Con el efecto Pigmalión se ha demostrado que las expectativas del docente sobre sus alumnos influyen decisivamente en su rendimiento y desarrollo personal. Te doy las gracias porque tus expectativas sobre mí siempre fueron altas. Mientras otros me etiquetaban y señalaban hacia abajo, tú siempre confiaste en mí, apuntando alto, más incluso de lo que yo mismo podría pensar.

Lo primero que admiré de ti fue el dominio que tenías de los contenidos, pero pronto me di cuenta de que tu verdadera pasión era el conocimiento en general y el poder compartirlo con otros. Supiste contagiar el gusto por la cultura.
Me corregiste cientos de veces, pero lo hiciste con cariño. Eras exigente conmigo, pero mucho más contigo mismo, demostrando que el testimonio es el elemento clave en cualquier relación educativa.

Gracias a tu manera de relacionarte conmigo comprendí que educar es mucho más que tener la competencia pedagógica o psicológica. Pusimos la atención en la relación ética en la que ambos nos sentimos acogidos tal y como somos.
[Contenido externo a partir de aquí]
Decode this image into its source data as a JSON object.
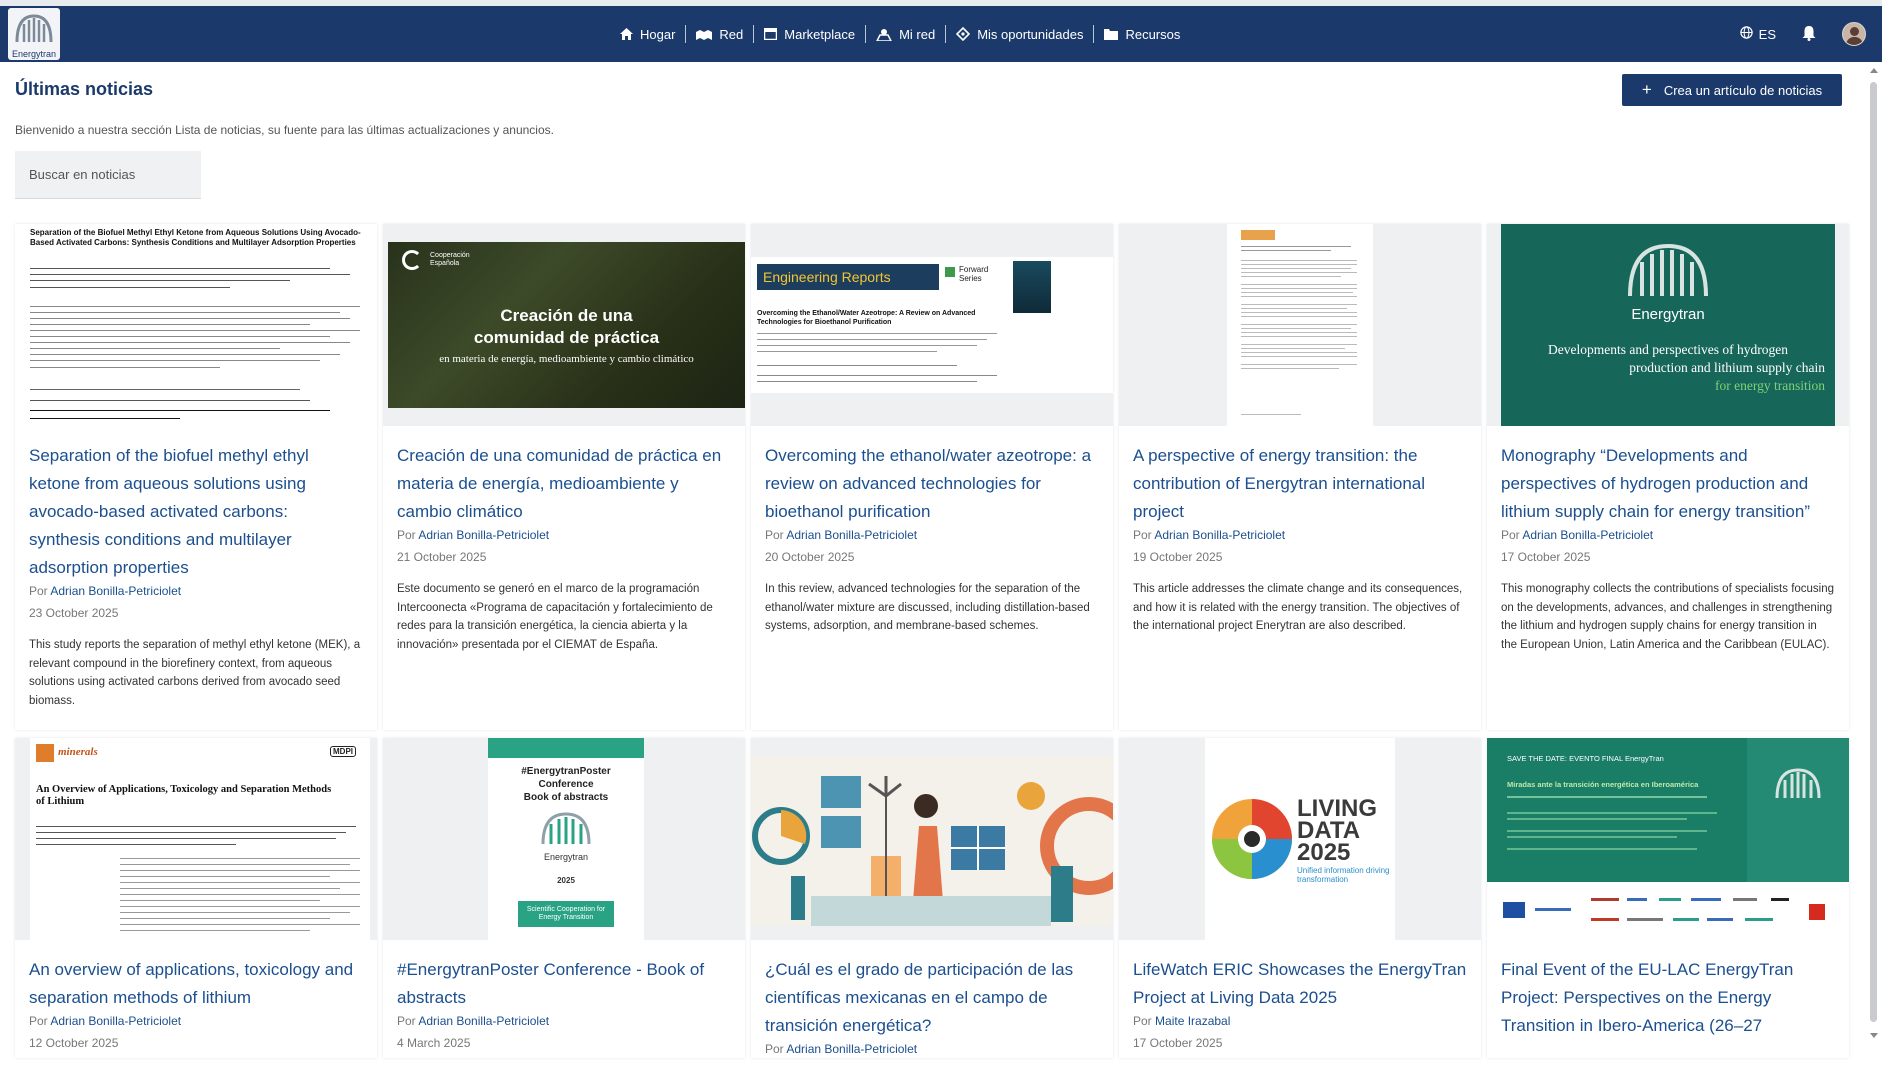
{
  "header": {
    "logo_text": "Energytran",
    "nav": [
      {
        "label": "Hogar",
        "icon": "home-icon"
      },
      {
        "label": "Red",
        "icon": "network-icon"
      },
      {
        "label": "Marketplace",
        "icon": "store-icon"
      },
      {
        "label": "Mi red",
        "icon": "group-icon"
      },
      {
        "label": "Mis oportunidades",
        "icon": "tag-icon"
      },
      {
        "label": "Recursos",
        "icon": "folder-icon"
      }
    ],
    "language": "ES"
  },
  "page": {
    "title": "Últimas noticias",
    "subtitle": "Bienvenido a nuestra sección Lista de noticias, su fuente para las últimas actualizaciones y anuncios.",
    "create_button": "Crea un artículo de noticias",
    "search_placeholder": "Buscar en noticias"
  },
  "colors": {
    "primary": "#1b3a6b",
    "link": "#1b4f8f",
    "teal": "#17665a"
  },
  "news": [
    {
      "title": "Separation of the biofuel methyl ethyl ketone from aqueous solutions using avocado-based activated carbons: synthesis conditions and multilayer adsorption properties",
      "by": "Por",
      "author": "Adrian Bonilla-Petriciolet",
      "date": "23 October 2025",
      "excerpt": "This study reports the separation of methyl ethyl ketone (MEK), a relevant compound in the biorefinery context, from aqueous solutions using activated carbons derived from avocado seed biomass.",
      "thumb_text": [
        "Separation of the Biofuel Methyl Ethyl Ketone from Aqueous Solutions Using Avocado-Based Activated Carbons: Synthesis Conditions and Multilayer Adsorption Properties"
      ]
    },
    {
      "title": "Creación de una comunidad de práctica en materia de energía, medioambiente y cambio climático",
      "by": "Por",
      "author": "Adrian Bonilla-Petriciolet",
      "date": "21 October 2025",
      "excerpt": "Este documento se generó en el marco de la programación Intercoonecta «Programa de capacitación y fortalecimiento de redes para la transición energética, la ciencia abierta y la innovación» presentada por el CIEMAT de España.",
      "thumb_text": [
        "Cooperación Española",
        "Creación de una",
        "comunidad de práctica",
        "en materia de energía, medioambiente y cambio climático"
      ]
    },
    {
      "title": "Overcoming the ethanol/water azeotrope: a review on advanced technologies for bioethanol purification",
      "by": "Por",
      "author": "Adrian Bonilla-Petriciolet",
      "date": "20 October 2025",
      "excerpt": "In this review, advanced technologies for the separation of the ethanol/water mixture are discussed, including distillation-based systems, adsorption, and membrane-based schemes.",
      "thumb_text": [
        "Engineering Reports",
        "Forward Series",
        "Overcoming the Ethanol/Water Azeotrope: A Review on Advanced Technologies for Bioethanol Purification"
      ]
    },
    {
      "title": "A perspective of energy transition: the contribution of Energytran international project",
      "by": "Por",
      "author": "Adrian Bonilla-Petriciolet",
      "date": "19 October 2025",
      "excerpt": "This article addresses the climate change and its consequences, and how it is related with the energy transition. The objectives of the international project Enerytran are also described.",
      "thumb_text": []
    },
    {
      "title": "Monography “Developments and perspectives of hydrogen production and lithium supply chain for energy transition”",
      "by": "Por",
      "author": "Adrian Bonilla-Petriciolet",
      "date": "17 October 2025",
      "excerpt": "This monography collects the contributions of specialists focusing on the developments, advances, and challenges in strengthening the lithium and hydrogen supply chains for energy transition in the European Union, Latin America and the Caribbean (EULAC).",
      "thumb_text": [
        "Energytran",
        "Developments and perspectives of hydrogen",
        "production and lithium supply chain",
        "for energy transition"
      ]
    },
    {
      "title": "An overview of applications, toxicology and separation methods of lithium",
      "by": "Por",
      "author": "Adrian Bonilla-Petriciolet",
      "date": "12 October 2025",
      "thumb_text": [
        "minerals",
        "MDPI",
        "An Overview of Applications, Toxicology and Separation Methods of Lithium"
      ]
    },
    {
      "title": "#EnergytranPoster Conference - Book of abstracts",
      "by": "Por",
      "author": "Adrian Bonilla-Petriciolet",
      "date": "4 March 2025",
      "thumb_text": [
        "#EnergytranPoster",
        "Conference",
        "Book of abstracts",
        "Energytran",
        "2025",
        "Scientific Cooperation for Energy Transition"
      ]
    },
    {
      "title": "¿Cuál es el grado de participación de las científicas mexicanas en el campo de transición energética?",
      "by": "Por",
      "author": "Adrian Bonilla-Petriciolet",
      "date": "",
      "thumb_text": []
    },
    {
      "title": "LifeWatch ERIC Showcases the EnergyTran Project at Living Data 2025",
      "by": "Por",
      "author": "Maite Irazabal",
      "date": "17 October 2025",
      "thumb_text": [
        "LIVING",
        "DATA",
        "2025",
        "Unified information driving transformation"
      ]
    },
    {
      "title": "Final Event of the EU-LAC EnergyTran Project: Perspectives on the Energy Transition in Ibero-America (26–27",
      "by": "",
      "author": "",
      "date": "",
      "thumb_text": [
        "SAVE THE DATE: EVENTO FINAL EnergyTran",
        "Miradas ante la transición energética en Iberoamérica"
      ]
    }
  ]
}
Pudiendo estar en otras cosas que te beneficiaban más a ti, «perdiste el tiempo» conmigo, hiciste el esfuerzo por conocerme en lo más profundo y desde allí me sentí querido y comprendido.

Me enseñaste que las experiencias educativas más decisivas son aquellas gratuitas, no se califican, ni se certifican, no sirven para méritos, pero nos marcan la vida. Con tu cercanía demostraste que educar es un acto de amor, por eso quien no esté dispuesto a amar, mejor que se dedique a otra cosa.